All of the above techniques for the maintenance of power structures came to the fore, in the media, in the past year, and are largely as a result of US military and economic strategies that are seeking to guarantee US hegemony into the near future. The dollar as global trading currency is under threat, has been for some time, and it seems probable to me that the "sub-prime mortgage collapse" was engineered (and continues to be) to put the global economy on the back foot and prolong the lifespan of the dollar; divide and rule on a massive scale. The EU (except Iceland) backed this move by the US (even though it is, in a sense, the biggest credible threat to the US) and the people are protesting against this - not tuition fees or Berlusconi or Chinese fishing boats or the price of potatoes in Ireland - but the banking system that debts them into peonage from the moment they leave school. In the past, we accepted it because things were rosy, now the benefits are gone there is no motivation to take it lying down.

That said, the ultimate issue is, as far as I can tell, not left vs. right, nor savers vs. speculators, but a uni-polar vs. bi-/multi- polar world. The world can either rally round the US and support their hegemon to impose global stability, or risk a bipolar world with possible arms race/cold war/nuclear war yada yada.
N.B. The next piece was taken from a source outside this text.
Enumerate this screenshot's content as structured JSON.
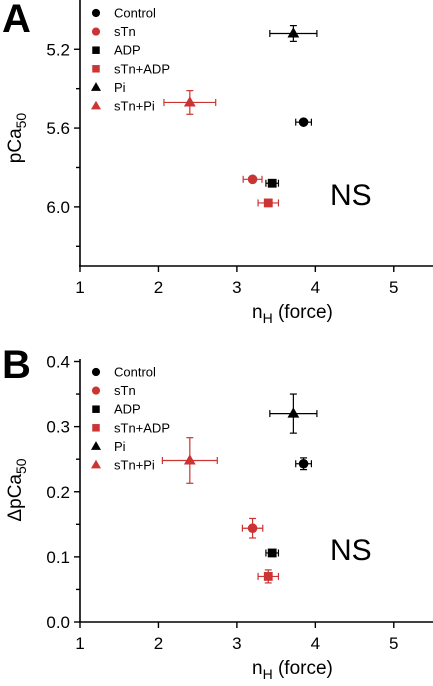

Even if China is not a credible bipolar threat (ie. the US plays up China's potential to scare other nations into line - and this seems quite possible, China has many weaknesses, like the supply and price of oil), a multipolar world could divide into bi-/tri- polar factions with the same result. I like to imagine that this is the balance that top politicians are actually considering when they order the police to smack down more citizens.

The Door

I will finish with Kafka's parable Before the Door, here taken from Wikipedia...
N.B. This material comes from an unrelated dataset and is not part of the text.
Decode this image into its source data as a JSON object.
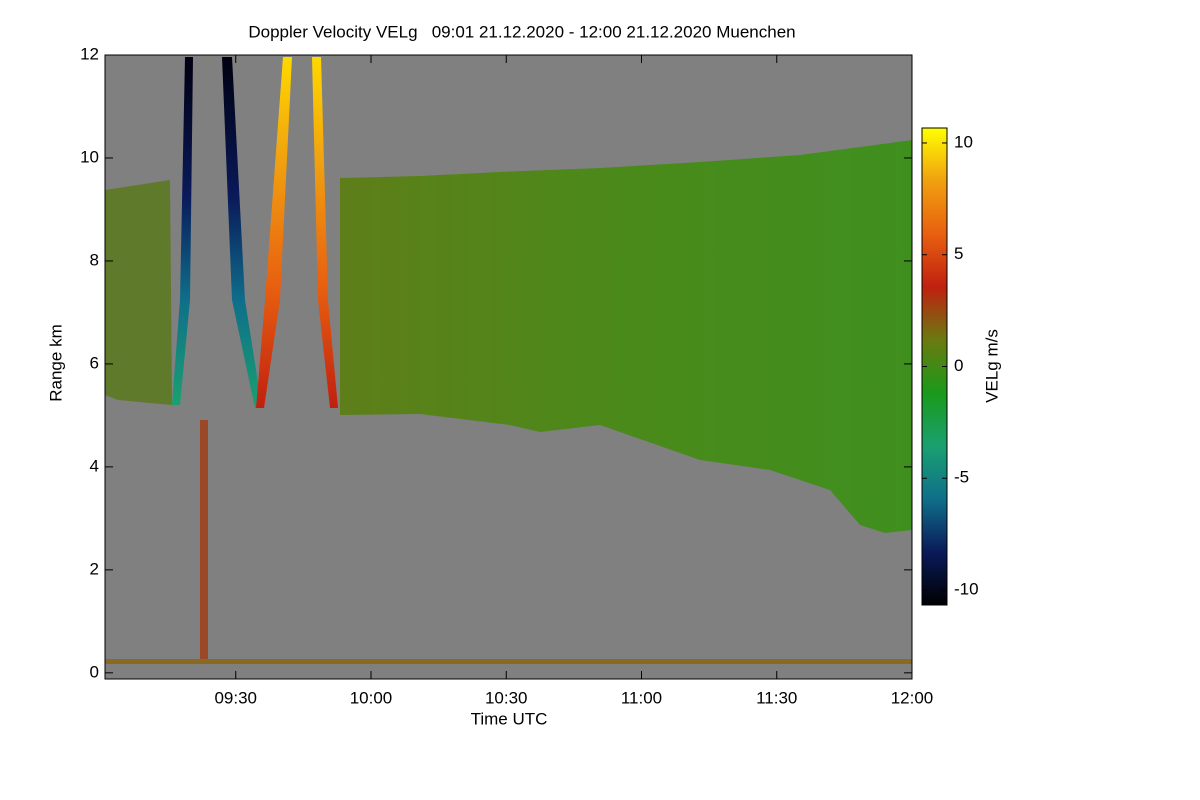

A man from the country seeks the law and wishes to gain entry to the law through a doorway. The doorkeeper tells the man that he cannot go through at the present time. The man asks if he can ever go through, and the doorkeeper says that is possible. The man waits by the door for years, bribing the doorkeeper with everything he has. The doorkeeper accepts the bribes, but tells the man that he accepts them "so that you do not think you have failed to do anything." The man waits at the door until he is about to die. Right before his death, he asks the doorkeeper why even though everyone seeks the law, no one else has come in all the years. The doorkeeper answers "No one else could ever be admitted here, since this gate was made only for you. I am now going to shut it."

The door was made for the man, but he chose to attempt admission. It was his choice to go there, to sit there and to wait, not the door nor the gatekeeper nor anyone else forced him to remain. Further, since the door must have been built before he arrived, it could not have been made for him specifically, but once arrived it became his door, and no one else's. Lastly he questions not, "why have I not been let in?" but, "why did nobody else come here?"

The failure of his endeavor matters not nearly so much as his incredulity that others did not join him. For those outside the structures of power, the law or government or financial groups, admittance to their reason can seem as guarded, futile and obtuse as Kafka's Man before the Door. And, of course, should he try to break down the door, the keeper should surely try to stop him. What the parable teaches us to do is to ask ourselves the same question that the man asks before we die. Each man's door is chosen and constructed for himself, by himself; i.e. it is a creation of his imagination. Some doors do indeed need to be broken down, but we must be long and careful in consideration when constructing and choosing the doors we wish to enter, and should not be surprised if the doorman happens to carry a big stick he is willing to use.